Durch das befallene Holz, das aus den Wäldern entfernt werden muss, entsteht ein Überangebot, welches wiederum zu niedrigen Preisen auf dem Markt führt. Für die Waldbesitzer ist das ein Nachteil. Ein ökologisches Problem tritt erst dann auf, wenn große Kahlflächen entstehen.
Baum einschlagen Was kann zur Reduktion der Käfer beitragen? Beispielsweise ist der Witterungsverlauf im April und Mai ausschlaggebend. Sobald sich der Käfer im Frühjahr eine „Höhle“ unter der Rinde errichtet hat, legt er sein Brutbild an. Bei schlechtem Wetter hat er dabei Probleme. Entweder steht die Höhle unter Wasser oder die Käfer werden durch ständiges Hineintropfen krankheitsanfälliger.

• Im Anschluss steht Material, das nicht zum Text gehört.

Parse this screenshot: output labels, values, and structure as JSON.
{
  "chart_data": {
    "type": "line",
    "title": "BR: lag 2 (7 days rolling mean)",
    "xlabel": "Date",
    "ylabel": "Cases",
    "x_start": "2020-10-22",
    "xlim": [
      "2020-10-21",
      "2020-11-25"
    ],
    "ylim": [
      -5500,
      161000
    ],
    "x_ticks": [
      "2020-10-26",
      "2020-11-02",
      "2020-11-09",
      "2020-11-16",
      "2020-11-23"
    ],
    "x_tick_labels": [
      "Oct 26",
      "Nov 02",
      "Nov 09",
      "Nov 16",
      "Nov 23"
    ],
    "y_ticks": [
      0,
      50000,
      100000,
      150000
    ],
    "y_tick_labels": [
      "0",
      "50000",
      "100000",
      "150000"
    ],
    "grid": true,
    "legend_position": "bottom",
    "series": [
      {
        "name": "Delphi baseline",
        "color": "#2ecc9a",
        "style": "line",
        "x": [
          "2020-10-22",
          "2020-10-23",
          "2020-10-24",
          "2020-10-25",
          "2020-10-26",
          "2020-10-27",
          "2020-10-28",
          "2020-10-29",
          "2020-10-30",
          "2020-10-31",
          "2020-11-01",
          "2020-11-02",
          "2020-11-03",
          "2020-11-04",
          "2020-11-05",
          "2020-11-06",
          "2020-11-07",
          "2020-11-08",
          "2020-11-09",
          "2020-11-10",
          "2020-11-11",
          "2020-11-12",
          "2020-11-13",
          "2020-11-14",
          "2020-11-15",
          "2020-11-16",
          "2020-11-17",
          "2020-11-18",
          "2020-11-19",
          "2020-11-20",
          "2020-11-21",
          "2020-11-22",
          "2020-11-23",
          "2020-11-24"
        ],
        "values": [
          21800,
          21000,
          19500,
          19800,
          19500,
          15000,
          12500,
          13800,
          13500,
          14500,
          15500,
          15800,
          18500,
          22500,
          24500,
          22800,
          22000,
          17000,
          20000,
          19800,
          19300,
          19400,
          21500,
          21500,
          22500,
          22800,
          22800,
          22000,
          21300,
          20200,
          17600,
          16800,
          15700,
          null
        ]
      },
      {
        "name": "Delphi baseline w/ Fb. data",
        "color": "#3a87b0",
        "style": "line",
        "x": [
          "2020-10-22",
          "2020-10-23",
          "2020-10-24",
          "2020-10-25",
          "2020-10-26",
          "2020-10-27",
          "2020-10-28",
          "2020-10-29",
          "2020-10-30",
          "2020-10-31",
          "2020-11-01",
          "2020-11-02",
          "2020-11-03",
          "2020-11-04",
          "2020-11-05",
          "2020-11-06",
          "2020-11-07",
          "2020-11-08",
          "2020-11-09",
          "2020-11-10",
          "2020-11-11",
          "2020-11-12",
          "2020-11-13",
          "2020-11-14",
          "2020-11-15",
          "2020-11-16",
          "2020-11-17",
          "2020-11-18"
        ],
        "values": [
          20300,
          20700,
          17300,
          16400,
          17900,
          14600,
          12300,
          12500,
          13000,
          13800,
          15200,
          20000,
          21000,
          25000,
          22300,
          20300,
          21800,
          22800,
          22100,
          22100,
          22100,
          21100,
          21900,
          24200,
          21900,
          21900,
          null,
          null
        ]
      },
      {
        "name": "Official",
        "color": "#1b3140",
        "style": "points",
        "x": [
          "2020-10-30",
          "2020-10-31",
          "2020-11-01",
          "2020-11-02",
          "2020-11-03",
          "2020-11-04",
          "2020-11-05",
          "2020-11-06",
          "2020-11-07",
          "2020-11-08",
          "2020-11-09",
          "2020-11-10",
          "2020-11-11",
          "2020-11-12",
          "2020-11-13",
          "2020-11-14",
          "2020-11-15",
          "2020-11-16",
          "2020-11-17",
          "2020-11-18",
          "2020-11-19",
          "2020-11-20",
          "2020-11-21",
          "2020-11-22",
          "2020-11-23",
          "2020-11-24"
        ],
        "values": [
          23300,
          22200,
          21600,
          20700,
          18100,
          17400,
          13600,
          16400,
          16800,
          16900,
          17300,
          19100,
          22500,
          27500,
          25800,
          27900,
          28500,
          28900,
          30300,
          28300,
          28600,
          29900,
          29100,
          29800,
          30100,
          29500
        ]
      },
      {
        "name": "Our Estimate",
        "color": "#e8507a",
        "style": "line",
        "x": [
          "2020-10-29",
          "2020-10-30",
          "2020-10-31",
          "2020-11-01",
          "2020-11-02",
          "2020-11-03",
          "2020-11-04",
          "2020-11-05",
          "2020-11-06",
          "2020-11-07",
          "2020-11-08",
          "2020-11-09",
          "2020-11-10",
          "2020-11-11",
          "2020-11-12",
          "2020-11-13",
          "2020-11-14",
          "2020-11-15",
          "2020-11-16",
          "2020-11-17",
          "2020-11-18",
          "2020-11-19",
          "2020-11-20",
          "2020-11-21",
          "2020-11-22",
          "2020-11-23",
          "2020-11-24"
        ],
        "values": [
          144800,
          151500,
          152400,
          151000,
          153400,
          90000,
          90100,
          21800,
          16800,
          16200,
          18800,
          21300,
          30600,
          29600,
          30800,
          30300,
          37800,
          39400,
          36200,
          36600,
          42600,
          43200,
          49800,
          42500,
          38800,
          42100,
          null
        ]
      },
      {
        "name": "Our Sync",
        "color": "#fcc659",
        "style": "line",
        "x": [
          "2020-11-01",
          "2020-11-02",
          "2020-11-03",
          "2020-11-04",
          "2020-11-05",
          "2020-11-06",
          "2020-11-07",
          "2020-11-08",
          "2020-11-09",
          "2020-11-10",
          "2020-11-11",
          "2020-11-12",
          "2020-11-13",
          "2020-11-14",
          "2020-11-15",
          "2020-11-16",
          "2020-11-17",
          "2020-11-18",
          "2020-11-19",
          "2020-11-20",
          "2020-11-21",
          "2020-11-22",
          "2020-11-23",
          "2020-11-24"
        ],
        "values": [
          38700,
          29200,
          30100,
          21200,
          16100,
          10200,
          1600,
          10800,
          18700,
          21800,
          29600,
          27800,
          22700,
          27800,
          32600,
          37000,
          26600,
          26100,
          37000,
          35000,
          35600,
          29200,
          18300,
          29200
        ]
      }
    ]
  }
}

Natürliches Abwehrsystem der Bäume
Auch das natürliche Abwehrsystem der Bäume spielt eine entscheidende Rolle. Dieses versucht, die Gänge zunächst einzuharzen. Das Problem: ohne Wasser kein Harz – und hauptsächlich befallen sind Bäume im Stress, also mit Wassermangel.
Des Weiteren hilft der Brutraumentzug, also den befallenen Baum einzuschlagen und aus dem Gebiet zu entfernen. Alternativ kann auch die Brut vernichtet werden.
Löcher in der Rinde Wie erkennt man befallene Bäume bei Rundgängen? „Der Baum ist schütter“, erklärt nun einer der Azubis. Das heißt, die Krone ist nicht mehr sattgrün, sondern geht ins Rötliche über. An der Rinde sind viele kleine Löcher zu erkennen. Zum Teil ist Harz am Rand oder auch Bohrmehl – das ähnelt Kaffeepulver – am Boden.
Insgesamt seien die vergangenen Jahre mit dem Fichtenborkenkäfer ruhig gewesen. So sei auch dieses Jahr nichts, worüber man sich momentan „übertriebene Gedanken“ machen müsse.